What does "deleted" actually mean here? A message is logically deleted at expiry, meaning no query can return the row from that moment, and physically deleted within a stated window enforced by compaction scheduling and the sweeper. Crypto-shredding covers the gap by making stray copies unreadable the moment the key row expires, so the user-facing promise holds even while bytes await reclamation.
Why not just run a cron job that deletes expired rows? At hundreds of millions of rows a day, scan-and-delete competes with live traffic for the same disks and always lags behind. Native store TTLs make expiry a property of the row itself, enforced at read time, and compaction reclaims the space as part of work the store performs anyway, so no extra job sits on the critical path of the promise.

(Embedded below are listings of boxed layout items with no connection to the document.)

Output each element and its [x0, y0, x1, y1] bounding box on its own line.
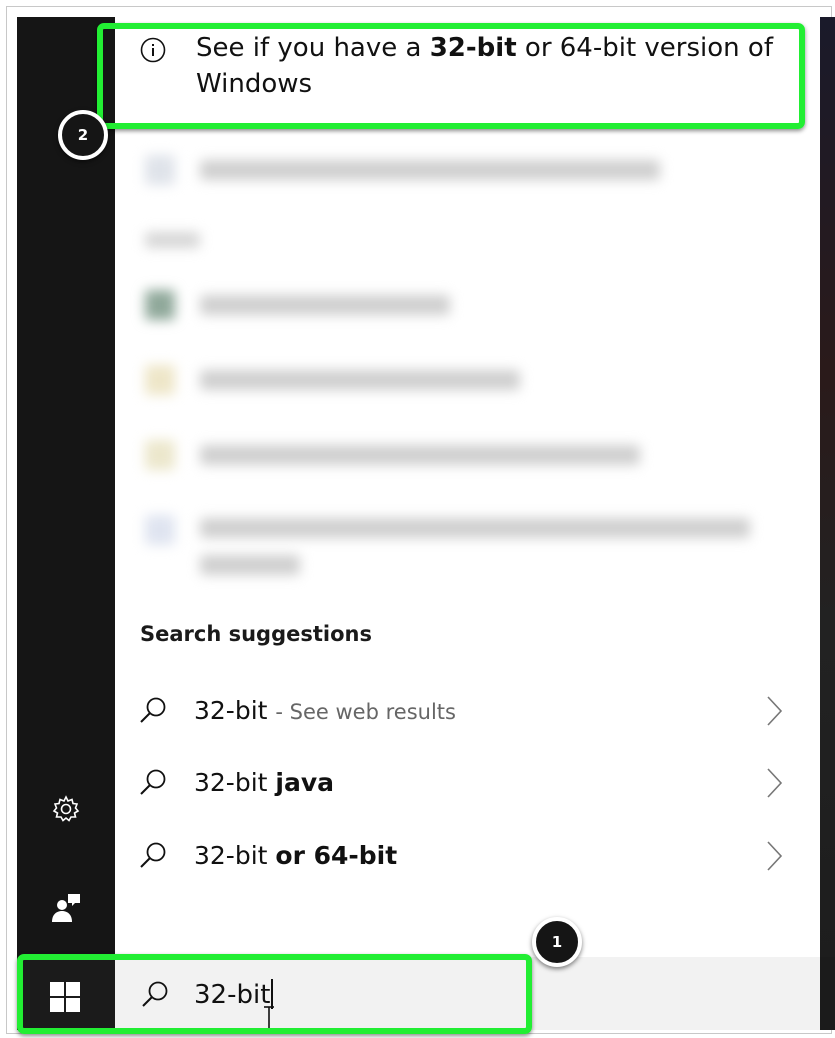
highlight-box-2 [97, 23, 805, 129]
search-suggestions-heading: Search suggestions [140, 622, 372, 646]
user-feedback-icon[interactable] [50, 892, 82, 924]
gear-icon[interactable] [50, 793, 82, 825]
suggestion-suffix: java [275, 767, 335, 797]
suggestion-item-32-or-64[interactable]: 32-bit or 64-bit [130, 827, 790, 883]
step-badge-2: 2 [58, 110, 108, 160]
suggestion-query: 32-bit [194, 695, 268, 725]
suggestion-text: 32-bit - See web results [194, 696, 456, 725]
suggestion-suffix: - See web results [275, 699, 456, 724]
suggestion-suffix: or 64-bit [275, 840, 398, 870]
search-icon [140, 697, 166, 723]
suggestion-query: 32-bit [194, 767, 268, 797]
suggestion-item-java[interactable]: 32-bit java [130, 754, 790, 810]
highlight-box-1 [17, 954, 532, 1034]
chevron-right-icon [767, 768, 783, 798]
chevron-right-icon [767, 841, 783, 871]
chevron-right-icon [767, 696, 783, 726]
suggestion-item-web-results[interactable]: 32-bit - See web results [130, 682, 790, 738]
search-icon [140, 842, 166, 868]
search-icon [140, 769, 166, 795]
blurred-results-region [130, 140, 780, 590]
desktop-background-edge [820, 17, 835, 1030]
step-badge-1: 1 [532, 917, 582, 967]
start-menu-rail [17, 17, 115, 1030]
suggestion-text: 32-bit java [194, 768, 334, 797]
suggestion-text: 32-bit or 64-bit [194, 841, 397, 870]
suggestion-query: 32-bit [194, 840, 268, 870]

How does view-once survive a user with two devices? The view state is server-side and the first-view transition is a compare-and-set, so when two devices race, exactly one open counts as the view. The burn then fans out as an event that all of the user's devices apply, discarding any cached preview, which keeps every screen consistent within a round trip.
Can the service promise the recipient cannot keep a copy? It cannot, and the design should say so plainly, because screenshots and second cameras sit outside the trust boundary of any server-side system. The promise covers the service's own storage, and screenshot detection exists to notify the sender rather than to prevent the capture.
How do you cache media on a CDN if it must disappear? Edge cache lifetimes are capped below the content's remaining TTL so copies expire on their own before the deadline, view-once media skips the CDN entirely since it is fetched once, and blobs are encrypted so that key expiry neutralizes any copy that somehow outlives a purge call.
What happens when someone reports a message that then expires? Reporting copies the content into a quarantine store before the ephemeral clock can destroy it, with scoped access controls and case-bound retention, and a legal hold extends retention there rather than in the main store, so the investigation proceeds without weakening the promise for everything else.

References

AWS, DynamoDB Time to Live (TTL), official documentation on lazy expiry semantics.
AWS, Sharing objects with presigned URLs, Amazon S3 documentation.
Signal, Disappearing messages for Signal (2016), on timer-based deletion in a messenger.
Apache Cassandra, official documentation, on TTL, tombstones, and compaction.
Kleppmann, Designing Data-Intensive Applications (2017), on log-structured storage and compaction.